As England settles back after the Olympics, I thought it a good time to think about aspects of the Olympic Opening Ceremony. From the straw poll I’ve conducted, (and according to BBC research, approximately 50% of our population – 29 million – watched), there was one strong message from people I talked to – it made us proud to be British.
To hear so many talking like this is surprising since in my experience, we British are generally sceptical and doubtful. As a race, we fear humiliation – and the opportunities for worldwide custard pies at the Olympics was enormous. The hail of criticism, finger wagging and head shaking amongst us British was quite intense and characteristic prior to the event. The press feasted on stories of incompetence, wastefulness and extravagance. We were being tee’d up for a shambles.
I turned on the TV with no enthusiasm and my heart sank when I saw the may-poles, milkmaids, ducks and a facsimile of Glastonbury Tor. “Oh no,” I thought, “the rural idyll! We’re in for all the banal, obvious and stereotypical views of England – tedious and embarrassing military bands in bearskins, the weight of history and blah, blah tourist messages about Churchill, the Beatles, the Houses of Parliament (yes, the Closing Ceremony!).
Isambard Kingdom Brunel, one of the greatest engineers and visionaries of the Victorian period was portrayed magnificently by Kenneth Branagh. His alternative role was Hades, Lord of the Underworld. It became particularly resonant when the tree was pulled from the ground. Out poured dark figures marching purposefully to tear up the grass and wild flowers. As you as bright readers know, Hades suddenly appeared out of a crack in the ground to snatch Persephone, daughter of Demeter, goddess of the Earth and took her back to his realm of darkness and death.
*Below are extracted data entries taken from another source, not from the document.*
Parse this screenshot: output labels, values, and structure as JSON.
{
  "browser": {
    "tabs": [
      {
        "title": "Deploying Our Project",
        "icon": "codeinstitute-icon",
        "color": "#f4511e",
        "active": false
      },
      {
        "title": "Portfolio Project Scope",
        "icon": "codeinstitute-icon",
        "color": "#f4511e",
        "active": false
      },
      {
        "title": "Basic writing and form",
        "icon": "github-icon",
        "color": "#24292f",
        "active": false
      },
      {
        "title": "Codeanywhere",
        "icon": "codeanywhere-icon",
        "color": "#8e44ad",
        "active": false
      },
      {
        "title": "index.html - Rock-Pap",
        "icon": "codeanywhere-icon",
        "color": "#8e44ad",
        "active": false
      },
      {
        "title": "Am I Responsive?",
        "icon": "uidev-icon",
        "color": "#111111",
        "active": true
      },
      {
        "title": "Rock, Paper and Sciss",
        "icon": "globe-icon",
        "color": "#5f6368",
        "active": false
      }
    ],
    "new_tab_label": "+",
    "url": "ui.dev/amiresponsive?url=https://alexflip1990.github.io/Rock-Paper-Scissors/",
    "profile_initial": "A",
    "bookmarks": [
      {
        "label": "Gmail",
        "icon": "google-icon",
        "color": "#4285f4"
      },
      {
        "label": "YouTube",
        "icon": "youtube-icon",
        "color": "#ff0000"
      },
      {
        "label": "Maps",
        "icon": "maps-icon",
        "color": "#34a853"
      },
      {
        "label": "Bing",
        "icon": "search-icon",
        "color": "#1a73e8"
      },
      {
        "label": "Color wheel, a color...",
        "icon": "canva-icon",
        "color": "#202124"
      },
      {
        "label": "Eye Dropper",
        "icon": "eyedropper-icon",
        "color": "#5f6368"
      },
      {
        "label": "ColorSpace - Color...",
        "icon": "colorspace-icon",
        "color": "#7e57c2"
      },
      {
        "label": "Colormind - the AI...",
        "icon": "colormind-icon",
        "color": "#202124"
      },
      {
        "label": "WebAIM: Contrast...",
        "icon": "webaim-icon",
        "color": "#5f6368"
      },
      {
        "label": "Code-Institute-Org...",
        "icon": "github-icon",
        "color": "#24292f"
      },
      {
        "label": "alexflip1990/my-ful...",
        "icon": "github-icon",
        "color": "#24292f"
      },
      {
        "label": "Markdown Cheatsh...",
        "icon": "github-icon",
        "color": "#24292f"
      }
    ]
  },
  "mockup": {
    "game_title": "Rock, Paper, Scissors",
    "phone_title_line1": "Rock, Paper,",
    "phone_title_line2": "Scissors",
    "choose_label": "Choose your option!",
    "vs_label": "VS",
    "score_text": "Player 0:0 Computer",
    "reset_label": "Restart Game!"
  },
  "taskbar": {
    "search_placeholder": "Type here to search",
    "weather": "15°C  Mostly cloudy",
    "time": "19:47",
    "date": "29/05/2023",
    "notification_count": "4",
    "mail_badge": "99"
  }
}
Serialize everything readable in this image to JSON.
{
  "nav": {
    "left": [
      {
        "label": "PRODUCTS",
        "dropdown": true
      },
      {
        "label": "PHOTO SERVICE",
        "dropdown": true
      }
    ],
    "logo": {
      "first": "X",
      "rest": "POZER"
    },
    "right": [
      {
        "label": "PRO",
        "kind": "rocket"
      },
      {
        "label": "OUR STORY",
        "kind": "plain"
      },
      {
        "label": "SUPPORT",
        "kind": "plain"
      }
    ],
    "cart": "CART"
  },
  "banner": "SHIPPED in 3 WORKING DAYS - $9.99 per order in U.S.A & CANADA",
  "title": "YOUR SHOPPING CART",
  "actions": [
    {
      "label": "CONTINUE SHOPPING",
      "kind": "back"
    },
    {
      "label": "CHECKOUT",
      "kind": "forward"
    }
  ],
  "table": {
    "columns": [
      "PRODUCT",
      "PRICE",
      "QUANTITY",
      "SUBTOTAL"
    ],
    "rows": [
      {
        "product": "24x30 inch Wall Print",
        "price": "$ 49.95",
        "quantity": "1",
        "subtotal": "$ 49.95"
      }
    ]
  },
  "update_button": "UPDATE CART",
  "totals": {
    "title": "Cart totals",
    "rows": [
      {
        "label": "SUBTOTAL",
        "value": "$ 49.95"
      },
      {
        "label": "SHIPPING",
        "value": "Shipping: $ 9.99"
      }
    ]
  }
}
Not for nothing was the music composed by “Underworld”!
The rural idyll was torn up and taken away to be replaced by phallic smoking chimneys, frock-coated, bewhiskered, top hatted men in black and hoards of workers operating machinery and out of the darkness and chaos was made the 5 Olympic rings, symbols of the 5 continents unified in this sporting endeavour. And throughout it all presided the benign presence of Hades – Brunel – Branagh.
I imagine every athlete there has faced their dark loneliness. They’ve had to turn away from the innocent comfort of the safe and known, of being one of the many to take that big leap of being singled out. They have had to make sacrifices – of their teenage years, their friendships, their safe lives – to become one of the best. They’ve taken the risk of believing in themselves, in the possibility of winning, of excellence. A very scary, lonely place – since as you’ll appreciate, the bet they place is on winning, not losing. They have had to contend with their doubt, their uncertainty, their fear – and overcome it, maybe over and over again. Brave people.
That’s why we continue to honour them. As they processed around the stadium in that Opening Ceremony (clothed in some unfortunate fashion statements!) to the cheers of the crowd, you could see them full of hope, of possibility.
Every time you open yourself to learning something new, you make yourself vulnerable. You take the risk of being incompetent and uncertain once more – as you were when a child. It takes humility to become the follower, the pupil – the disciple. To be a good disciple requires self discipline. According to Steve Pavlina, the five pillars of self discipline are:
- Will power
- Hard work
To be excellent at what you do takes years, and many mistakes. And each mistake brings you more learning and closer to excellence.
Each time you present or speak in public, you are opening yourself to more mistakes and more learning. You risk humiliation. It takes courage to do what most people find uncomfortable. The more you make yourself vulnerable, the more your courage is tested. The only failure is not to attempt it.
Like the athletes, your prize may be fame, it may be riches. Though really, the only prize worth keeping your eye on is in knowing you’re excellent at what you do.